Ich tat es nicht, weil ich annahm, sie könnte ihrerseits meinen Läufer auf e5 mit ihren beiden Türmen erobern. Zwar nicht sofort wegen Mattgefahr, aber doch wohl nach f7-f6, weil ich meinen Läufer nicht wegziehen kann. Das stimmte zwar auch, aber auch das Endspiel ist nach c4 meinerseits einfach besser für mich. Außerdem könnte ich hier auch einfach statt Txa5 Lc7 spielen, denn für einen Springer-Wegzug hätte Schwarz wegen der Grundreihenschwäche keine Zeit gehabt.
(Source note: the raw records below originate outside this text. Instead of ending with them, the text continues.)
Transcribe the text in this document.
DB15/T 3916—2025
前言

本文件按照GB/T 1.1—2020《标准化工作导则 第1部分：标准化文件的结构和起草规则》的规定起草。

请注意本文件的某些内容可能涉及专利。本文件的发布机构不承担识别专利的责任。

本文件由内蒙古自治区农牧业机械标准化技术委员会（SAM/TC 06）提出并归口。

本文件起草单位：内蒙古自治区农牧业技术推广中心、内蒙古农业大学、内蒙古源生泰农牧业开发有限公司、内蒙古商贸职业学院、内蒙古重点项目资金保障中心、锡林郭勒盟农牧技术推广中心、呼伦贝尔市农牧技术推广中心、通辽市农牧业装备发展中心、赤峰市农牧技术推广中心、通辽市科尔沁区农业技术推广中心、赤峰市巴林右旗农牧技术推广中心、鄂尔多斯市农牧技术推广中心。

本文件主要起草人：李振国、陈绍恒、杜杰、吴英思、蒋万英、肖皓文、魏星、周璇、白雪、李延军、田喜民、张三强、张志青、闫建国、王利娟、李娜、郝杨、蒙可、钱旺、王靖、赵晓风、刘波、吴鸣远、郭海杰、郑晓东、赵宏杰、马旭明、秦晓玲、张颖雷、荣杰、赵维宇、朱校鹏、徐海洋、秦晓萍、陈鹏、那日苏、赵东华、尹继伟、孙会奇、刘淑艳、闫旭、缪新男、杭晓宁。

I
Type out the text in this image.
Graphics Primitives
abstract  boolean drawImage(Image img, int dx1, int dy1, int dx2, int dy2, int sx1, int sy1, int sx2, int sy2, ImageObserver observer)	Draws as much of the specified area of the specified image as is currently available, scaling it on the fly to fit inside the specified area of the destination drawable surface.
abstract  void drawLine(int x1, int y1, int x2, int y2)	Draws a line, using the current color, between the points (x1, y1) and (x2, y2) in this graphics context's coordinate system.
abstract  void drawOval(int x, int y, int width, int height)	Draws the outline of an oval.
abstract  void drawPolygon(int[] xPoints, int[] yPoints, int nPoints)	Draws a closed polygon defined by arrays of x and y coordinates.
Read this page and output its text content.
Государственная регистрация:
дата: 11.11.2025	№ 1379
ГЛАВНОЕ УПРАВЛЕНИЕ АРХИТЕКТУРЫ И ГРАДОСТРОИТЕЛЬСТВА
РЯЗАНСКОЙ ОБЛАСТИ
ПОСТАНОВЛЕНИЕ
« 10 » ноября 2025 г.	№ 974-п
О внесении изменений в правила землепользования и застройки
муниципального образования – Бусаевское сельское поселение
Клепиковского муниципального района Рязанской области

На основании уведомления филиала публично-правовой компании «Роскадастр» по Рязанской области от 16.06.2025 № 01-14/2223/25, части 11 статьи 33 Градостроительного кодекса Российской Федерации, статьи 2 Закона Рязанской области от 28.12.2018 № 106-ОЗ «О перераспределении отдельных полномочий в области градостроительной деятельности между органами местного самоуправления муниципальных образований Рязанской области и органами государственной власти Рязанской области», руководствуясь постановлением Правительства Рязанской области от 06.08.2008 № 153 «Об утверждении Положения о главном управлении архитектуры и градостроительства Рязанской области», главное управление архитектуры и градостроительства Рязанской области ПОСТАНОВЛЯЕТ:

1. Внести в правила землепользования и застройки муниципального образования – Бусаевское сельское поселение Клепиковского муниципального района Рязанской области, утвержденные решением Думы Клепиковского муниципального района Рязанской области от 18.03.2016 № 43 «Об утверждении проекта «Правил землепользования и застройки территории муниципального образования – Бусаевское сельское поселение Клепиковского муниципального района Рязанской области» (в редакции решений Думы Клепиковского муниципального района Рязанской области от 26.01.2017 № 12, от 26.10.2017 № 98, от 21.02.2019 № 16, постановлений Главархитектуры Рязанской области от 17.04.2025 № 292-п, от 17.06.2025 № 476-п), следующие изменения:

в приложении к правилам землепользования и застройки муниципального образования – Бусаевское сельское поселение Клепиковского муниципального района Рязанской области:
Stattdessen verlor ich Tempi mit Dg3 (weitere Läuferdeckung), sie antwortete mit g6, ich zog Ted1 und wurde durch c4 kalt erwischt. Ich gestand mir jetzt trotz schon knapper Zeit eine Pause zu, um die Stellung nicht schockbedingt noch weiter zu verschlechtern, und das tat mir gut. Ich zog schließlich den Läufer nach f6, um ihren f-Bauern erstmal festzulegen und Zeit für den dann geplanten Damen-Zug nach g5 zu gewinnen (Folgediagramm).

Diagramm

Hier hätte meine Gegnerin den angegriffenen Turm nach b8 stellen müssen. Auf mein Dg5 hätte sie ihren Springer mit Txb5 gedeckt. Hier bringt mich nämlich das Txd5-Qualitätsopfer mit folgendem Dh6 und Matt(illusion) gar nicht weiter. Denn sie treibt durch Turmschach auf der Grundreihe meinen König nach h2 und erobert meinen Läufer auf f6 mit Damenschach auf d6. Doch zu meinem Glück stellte sie ihren Td8 nach a8. Jetzt drohte ich mit Dg5 wirklich den Springer-Gewinn. Für eine Damen-Entfesselung (z. B. auf b7 mit gleichzeitiger Deckung von d5) blieb ihr keine Zeit, da ich Dh6 mit Matt im nächsten Zug ziehen konnte, ohne noch von einer gabelnden Dame auf d6 behelligt werden zu können. Also musste sie mit Sxf6 ihre Dame für Turm und Läufer geben. Es gelang mir, auf ihrer zweiten Reihe mit meinem Turm präsent zu sein, ihren f-Bauern lange Zeit mit meiner Dame zu blockieren und den Bc3 zu halten. Schwarz richtete sein Augenmerk in dieser Phase zu sehr auf den weißen b-Bauern und zog (frustbedingt?) zu entschlusslos mit seinen im Duo an sich nicht ungefährlichen Springern hin und her. Nach einer Öffnung der h-Linie durch mein fxg6 und ihr hxg6 konnte ich meinen Turm schließlich nach h4 stellen – aus und 4,5:3,5 für HSK 29 kurz vor 23.00 Uhr. Wir sind seit heute nicht mehr Tabellenletzter.

Ob wir es auch gegen eine Pinneberger Bestbesetzung geschafft hätten? Bei unserem Saisonausklangstreffen Ende Mai werden wir über den Saisonverlauf schonungslos diskutieren müssen. Der Leistungsgedanke ist bei uns zwar nicht so wichtig, aber fast immer (und fast immer knapp) zu verlieren (vom 0:8 gegen Blankenese abgesehen), kann eine Mannschaft schon ein bisschen verunsichern, wenn sie vorher eher an vierte oder fünfte Plätze gewöhnt war. Dieser Sieg wird uns jedenfalls Auftrieb geben. Unser letztes Spiel geht Freitag vor Pfingsten gegen den Tabellendritten Königsspringer 7, der sich noch Hoffnungen auf den Aufstieg machen darf und gegen uns voll motiviert sein wird.